French writer Jean Cocteau said that of all the world’s continents, the Mediterranean is the only one that is liquid. The sea, known by the Romans as Mare Nostrum, or “our sea,” has for centuries been a cosmopolitan melting pot, where ideas and cultures were unloaded with the goods shipped from port to port. Knitted together by trade links and riven by war, inhabitants of the Mediterranean’s great cities looked inward to each other, in a realm long thought to make up the entire civilized world. 

The idea of the Mediterranean’s shared culture underlies Canadian author Nicholas Woodsworth’s enjoyable travelogue from around the sea. “For centuries its inhabitants have shared the same rocky coasts, adapted in the same ways to the same climate, lived in the same kind of houses, practiced the same occupations, eaten the same foods,” he writes. “But it wasn’t that simple. This was also a sea that had spawned three of the world’s major religions, several of its greatest empires and many of its bloodiest and most intractable disputes.”

The volume describes Woodsworth’s peregrinations through Alexandria, Venice, and Istanbul. It isn’t terribly original, but Woodsworth - who for 13 years was a staff travel writer for the FT Weekend - is a good, if not thrilling, writer. “There is an intimacy, a garrulous warmth and near-tribal sociability that … is shared by all others on this sea,” he observes at one point. “It is not African, nor European, nor Middle Eastern, either. But it is identifiable. It is Mediterranean.” 

The book is well-paced and Woodsworth doesn’t linger on anything longer than necessary. His first stop is Alexandria, where he is struck by the jolting contrast between a glorious cosmopolitan history and a modern urban hellscape. The hordes of tourists make Venice little better. But Woodsworth also drops in at other spots along the way; one memorable section describes a brief, chaotic stay in the “appalling mess” that is Albania.

Istanbul, of course - sandwiched between the Marmara Sea and the Black Sea - is not actually on the Mediterranean. The author gets around this by saying (justifiably) that the city has always been central to the “Mediterranean world.” It’s difficult for an outsider to write about Istanbul without resorting to cliché, and Woodsworth occasionally succumbs to “East/West/cultural melting pot” bromides. But I’ve read far worse. Obsessing throughout the book on history, rather than modern political struggles, he senses that today’s Istanbul “does not belong to the past alone”:

It was too vibrant a city, too full of energy and dynamic possibility. It changed before and it would change again. But it was hard to see which way it was going. There were plenty of signposts indicating the way to Istanbul’s future; the problem was that they were pointing in every possible direction.

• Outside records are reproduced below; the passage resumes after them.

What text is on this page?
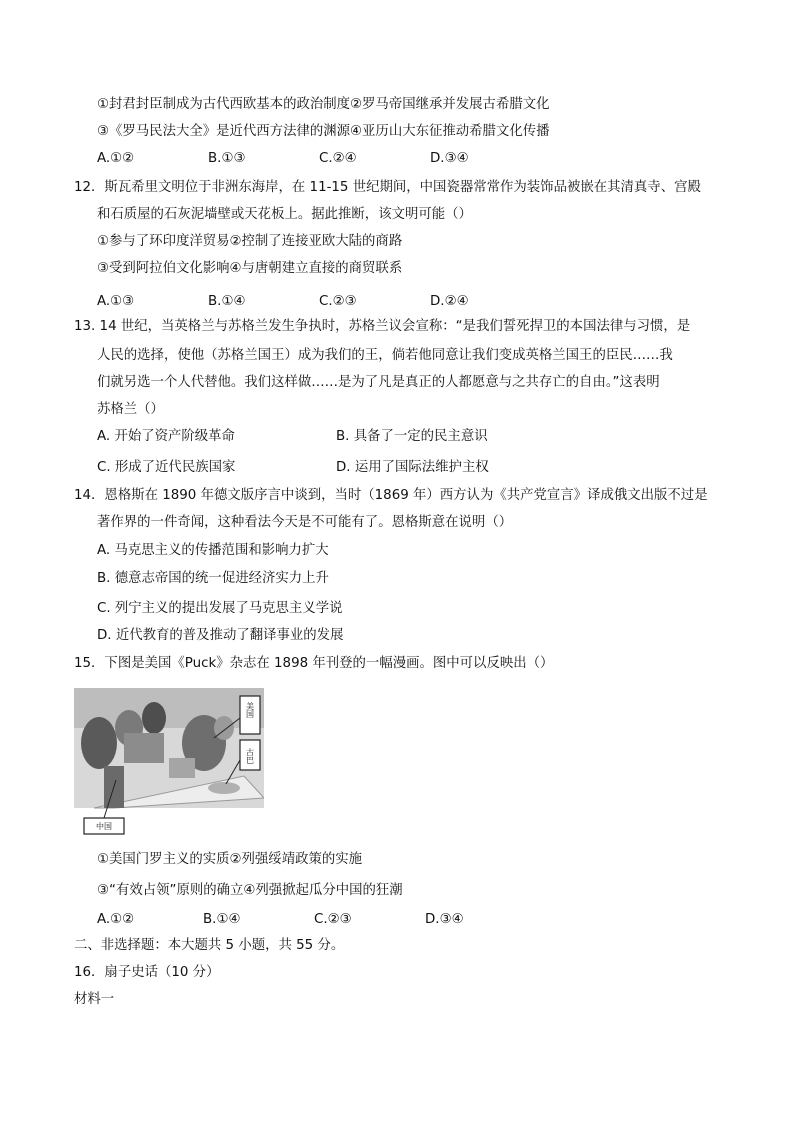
①封君封臣制成为古代西欧基本的政治制度②罗马帝国继承并发展古希腊文化
③《罗马民法大全》是近代西方法律的渊源④亚历山大东征推动希腊文化传播
A.①②	B.①③	C.②④	D.③④
12．斯瓦希里文明位于非洲东海岸，在 11-15 世纪期间，中国瓷器常常作为装饰品被嵌在其清真寺、宫殿
和石质屋的石灰泥墙壁或天花板上。据此推断，该文明可能（）
①参与了环印度洋贸易②控制了连接亚欧大陆的商路
③受到阿拉伯文化影响④与唐朝建立直接的商贸联系
A.①③	B.①④	C.②③	D.②④
13. 14 世纪，当英格兰与苏格兰发生争执时，苏格兰议会宣称：“是我们誓死捍卫的本国法律与习惯，是
人民的选择，使他（苏格兰国王）成为我们的王，倘若他同意让我们变成英格兰国王的臣民……我
们就另选一个人代替他。我们这样做……是为了凡是真正的人都愿意与之共存亡的自由。”这表明
苏格兰（）
A. 开始了资产阶级革命	B. 具备了一定的民主意识
C. 形成了近代民族国家	D. 运用了国际法维护主权
14．恩格斯在 1890 年德文版序言中谈到，当时（1869 年）西方认为《共产党宣言》译成俄文出版不过是
著作界的一件奇闻，这种看法今天是不可能有了。恩格斯意在说明（）
A. 马克思主义的传播范围和影响力扩大
B. 德意志帝国的统一促进经济实力上升
C. 列宁主义的提出发展了马克思主义学说
D. 近代教育的普及推动了翻译事业的发展
15．下图是美国《Puck》杂志在 1898 年刊登的一幅漫画。图中可以反映出（）
美国
古巴
中国
①美国门罗主义的实质②列强绥靖政策的实施
③“有效占领”原则的确立④列强掀起瓜分中国的狂潮
A.①②	B.①④	C.②③	D.③④
二、非选择题：本大题共 5 小题，共 55 分。
16．扇子史话（10 分）
材料一
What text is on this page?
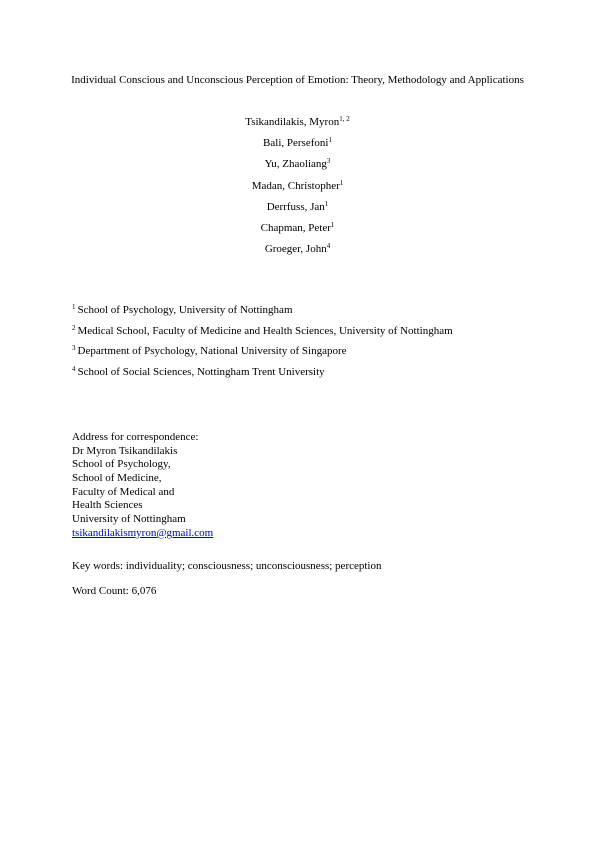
Individual Conscious and Unconscious Perception of Emotion: Theory, Methodology and Applications
Tsikandilakis, Myron$^{1, 2}$
Bali, Persefoni$^1$
Yu, Zhaoliang$^3$
Madan, Christopher$^1$
Derrfuss, Jan$^1$
Chapman, Peter$^1$
Groeger, John$^4$
$^1$ School of Psychology, University of Nottingham
$^2$ Medical School, Faculty of Medicine and Health Sciences, University of Nottingham
$^3$ Department of Psychology, National University of Singapore
$^4$ School of Social Sciences, Nottingham Trent University
Address for correspondence:
Dr Myron Tsikandilakis
School of Psychology,
School of Medicine,
Faculty of Medical and
Health Sciences
University of Nottingham
tsikandilakismyron@gmail.com
Key words: individuality; consciousness; unconsciousness; perception
Word Count: 6,076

Towards the end of his journey, Woodsworth explains how the Mediterranean has always been a crucible of globalization. But the cosmopolitanism upon which places like Alexandria thrived for generations was battered by the 20th century. “Borders were closed, barriers to trade and movement thrown up, and the free exchange on which cosmopolitanism thrived vanished,” we’re told. Today, as a graveyard for waves of desperate migrants charting a deadly course to Europe, the modern Mediterranean signifies a darker side of globalization.